More fathers jailed over child support

Prison terms increasingly given for maintenance debts, but critics say policy is counterproductive

Growing numbers of fathers are being sent to prison for missed child maintenance payments, prompting complaints that the sentences are disproportionate and undermine any chance of dads supporting their children.

At least 50 parents are expected to serve sentences for non-payment of monies owed to the Child Maintenance and Enforcement Commission (parent body to the Child Support Agency) in the last financial year, double the number three years ago.

The majority of cases involve fathers missing payments to support a child from a previous relationship. The number of parents getting suspended sentences – and therefore criminal records – each year has also risen.

Between April 2007 and March 2008, 25 people were sent to prison for missed payments and 480 were given suspended sentences. Figures for the first half of 2010/11 show that 35 parents were imprisoned and 635 had suspended sentences: the final tally is expected to be at least 50 and 900 respectively.

Legal experts say typical sentences for debts are 48 days and the full term is served. In effect, this makes them equivalent to terms given for serious crimes, including assault and theft.

Craig Pickering, of Families Need Fathers, said: "How can a father or mother care and provide for their children if they are stuck in prison? It is imperative that child maintenance is seen in the context of looking after the child's best interests in every way. A parent is more than a walking wallet."

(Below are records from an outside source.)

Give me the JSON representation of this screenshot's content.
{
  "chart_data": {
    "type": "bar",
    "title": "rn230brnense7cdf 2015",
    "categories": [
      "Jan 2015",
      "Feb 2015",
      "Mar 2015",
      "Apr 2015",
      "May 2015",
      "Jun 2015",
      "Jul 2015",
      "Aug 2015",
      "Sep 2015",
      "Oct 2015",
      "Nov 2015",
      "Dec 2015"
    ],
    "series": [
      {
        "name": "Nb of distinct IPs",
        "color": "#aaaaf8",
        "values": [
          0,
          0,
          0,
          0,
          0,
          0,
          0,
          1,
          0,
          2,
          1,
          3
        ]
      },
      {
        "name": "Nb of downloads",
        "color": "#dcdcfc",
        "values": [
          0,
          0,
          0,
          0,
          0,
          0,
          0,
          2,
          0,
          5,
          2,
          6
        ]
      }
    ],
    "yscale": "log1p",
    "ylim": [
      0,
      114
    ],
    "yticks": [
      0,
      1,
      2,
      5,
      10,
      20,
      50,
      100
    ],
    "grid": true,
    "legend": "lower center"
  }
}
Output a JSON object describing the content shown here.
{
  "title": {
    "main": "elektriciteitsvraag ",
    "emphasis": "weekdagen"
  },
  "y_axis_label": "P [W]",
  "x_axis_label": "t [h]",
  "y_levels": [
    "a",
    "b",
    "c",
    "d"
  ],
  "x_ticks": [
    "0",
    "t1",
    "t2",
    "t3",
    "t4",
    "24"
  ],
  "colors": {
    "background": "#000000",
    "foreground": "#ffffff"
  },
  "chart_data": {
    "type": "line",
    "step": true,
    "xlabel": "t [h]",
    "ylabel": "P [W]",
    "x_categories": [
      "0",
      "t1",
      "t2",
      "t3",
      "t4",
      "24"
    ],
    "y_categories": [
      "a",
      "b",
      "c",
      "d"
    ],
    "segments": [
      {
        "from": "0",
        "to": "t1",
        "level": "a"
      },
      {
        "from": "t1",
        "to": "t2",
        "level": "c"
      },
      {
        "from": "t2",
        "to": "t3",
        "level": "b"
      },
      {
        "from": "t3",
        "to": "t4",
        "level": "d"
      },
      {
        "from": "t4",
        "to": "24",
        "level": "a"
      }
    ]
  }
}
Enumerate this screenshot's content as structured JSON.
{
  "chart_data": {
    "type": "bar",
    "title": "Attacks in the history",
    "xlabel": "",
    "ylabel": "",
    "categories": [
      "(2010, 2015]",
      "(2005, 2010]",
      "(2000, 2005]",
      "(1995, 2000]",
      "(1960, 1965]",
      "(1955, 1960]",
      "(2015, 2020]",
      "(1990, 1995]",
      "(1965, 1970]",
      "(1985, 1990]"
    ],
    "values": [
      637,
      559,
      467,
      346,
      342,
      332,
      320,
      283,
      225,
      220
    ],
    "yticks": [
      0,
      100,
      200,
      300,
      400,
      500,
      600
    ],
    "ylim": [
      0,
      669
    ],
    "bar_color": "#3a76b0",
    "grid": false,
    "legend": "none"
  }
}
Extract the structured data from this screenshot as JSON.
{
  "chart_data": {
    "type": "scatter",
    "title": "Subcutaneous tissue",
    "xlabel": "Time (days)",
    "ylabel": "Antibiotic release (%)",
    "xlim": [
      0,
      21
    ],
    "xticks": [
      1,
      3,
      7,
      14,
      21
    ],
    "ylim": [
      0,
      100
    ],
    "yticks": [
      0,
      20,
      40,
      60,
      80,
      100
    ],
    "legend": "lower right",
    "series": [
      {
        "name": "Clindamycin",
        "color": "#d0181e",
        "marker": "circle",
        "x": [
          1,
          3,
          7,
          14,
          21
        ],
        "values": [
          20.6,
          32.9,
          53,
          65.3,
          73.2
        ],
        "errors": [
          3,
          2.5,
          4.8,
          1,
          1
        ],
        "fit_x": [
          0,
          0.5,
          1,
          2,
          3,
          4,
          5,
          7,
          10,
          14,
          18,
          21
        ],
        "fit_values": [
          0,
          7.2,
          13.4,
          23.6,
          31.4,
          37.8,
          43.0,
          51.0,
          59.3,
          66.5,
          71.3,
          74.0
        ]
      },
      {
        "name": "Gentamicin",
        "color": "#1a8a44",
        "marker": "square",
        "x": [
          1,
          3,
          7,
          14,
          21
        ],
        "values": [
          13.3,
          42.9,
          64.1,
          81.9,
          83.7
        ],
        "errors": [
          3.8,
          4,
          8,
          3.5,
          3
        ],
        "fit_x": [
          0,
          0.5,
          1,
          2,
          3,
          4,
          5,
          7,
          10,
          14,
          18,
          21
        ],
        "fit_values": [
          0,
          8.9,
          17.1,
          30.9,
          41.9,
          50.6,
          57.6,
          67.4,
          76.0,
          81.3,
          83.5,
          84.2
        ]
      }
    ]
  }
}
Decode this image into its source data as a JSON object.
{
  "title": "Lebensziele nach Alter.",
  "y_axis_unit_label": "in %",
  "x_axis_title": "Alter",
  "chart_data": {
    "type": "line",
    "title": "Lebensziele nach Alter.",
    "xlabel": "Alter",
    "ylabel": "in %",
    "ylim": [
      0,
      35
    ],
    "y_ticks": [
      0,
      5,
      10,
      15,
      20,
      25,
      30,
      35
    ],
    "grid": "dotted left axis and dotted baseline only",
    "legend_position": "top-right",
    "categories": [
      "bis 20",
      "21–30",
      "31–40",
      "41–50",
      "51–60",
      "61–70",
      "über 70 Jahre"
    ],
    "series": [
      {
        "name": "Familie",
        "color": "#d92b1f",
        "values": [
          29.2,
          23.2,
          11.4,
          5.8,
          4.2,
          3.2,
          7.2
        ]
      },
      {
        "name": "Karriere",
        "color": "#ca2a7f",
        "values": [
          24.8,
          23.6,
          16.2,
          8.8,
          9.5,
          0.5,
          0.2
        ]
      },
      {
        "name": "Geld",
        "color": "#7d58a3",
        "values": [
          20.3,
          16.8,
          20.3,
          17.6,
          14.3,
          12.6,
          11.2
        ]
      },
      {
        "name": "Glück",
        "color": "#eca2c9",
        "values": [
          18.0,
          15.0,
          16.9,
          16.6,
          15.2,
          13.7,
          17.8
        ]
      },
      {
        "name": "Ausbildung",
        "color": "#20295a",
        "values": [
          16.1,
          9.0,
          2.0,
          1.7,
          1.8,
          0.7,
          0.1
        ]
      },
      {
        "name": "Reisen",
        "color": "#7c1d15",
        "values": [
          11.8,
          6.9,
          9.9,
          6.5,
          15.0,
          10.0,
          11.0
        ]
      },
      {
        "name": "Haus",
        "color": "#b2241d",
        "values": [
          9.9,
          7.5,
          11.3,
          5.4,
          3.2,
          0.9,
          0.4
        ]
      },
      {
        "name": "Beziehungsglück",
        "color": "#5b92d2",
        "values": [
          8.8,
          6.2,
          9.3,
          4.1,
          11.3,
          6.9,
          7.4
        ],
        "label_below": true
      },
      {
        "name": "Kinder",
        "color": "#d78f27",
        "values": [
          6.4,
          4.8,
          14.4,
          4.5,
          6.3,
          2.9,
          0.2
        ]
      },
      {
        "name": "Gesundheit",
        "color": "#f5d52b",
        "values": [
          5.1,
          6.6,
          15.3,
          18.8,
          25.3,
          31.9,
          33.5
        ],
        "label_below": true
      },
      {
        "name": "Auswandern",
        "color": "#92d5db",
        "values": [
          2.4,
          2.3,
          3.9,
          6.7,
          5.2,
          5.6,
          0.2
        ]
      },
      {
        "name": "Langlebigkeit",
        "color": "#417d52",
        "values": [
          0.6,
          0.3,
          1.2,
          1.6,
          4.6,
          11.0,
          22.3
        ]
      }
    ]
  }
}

The Child Support Agency (CSA) became notorious for its disorganisation. Since its launch in April 1993 it has fallen some £3.8bn short of its target for monies due from absent parents. Critics say that instead of prioritising the worst offenders they are simply picking off soft targets.

In one case, the CSA has applied to imprison a father whose missing payment is just over £700, despite the fact that there are many owing tens of thousands of pounds who have received no sanction at all.

Stephen Lawson, a solicitor specialising in child maintenance at Forshaws Davies Ridgway, said: "There are huge concerns about whether it's ever right to imprison anyone for a debt; debtors' prisons went out in the 1800s. But it's also hard to understand what the CSA's policy is on debt; they seem to pick on people in an arbitrary manner."

Michael, a father of three from Cheshire who did not want to give his surname, was sent to prison for six weeks last summer after missing back payments of child support for his oldest son, Ben, who is now 22.

"I got a knock on my door last year and was bundled into a police van and taken to court. They had been writing to me at the wrong address and I never knew. I was never given the chance to arrange a way of paying.

"I was put in a category B prison with violent offenders. I still have nightmares about it. The irony is, when I got locked up I couldn't afford to pay for my two younger children, who I've always sent money for with an arrangement outside the CSA. My kids were upset they weren't able to see me all summer. I lost my job and have only just got work again, for a third of the salary. How will I pay now?"

A CSA spokeswoman said: "It is highly unusual for anyone to be sent to prison for the non-payment of child maintenance. Magistrates must be satisfied that a parent has wilfully refused or culpably neglected to meet their financial responsibilities."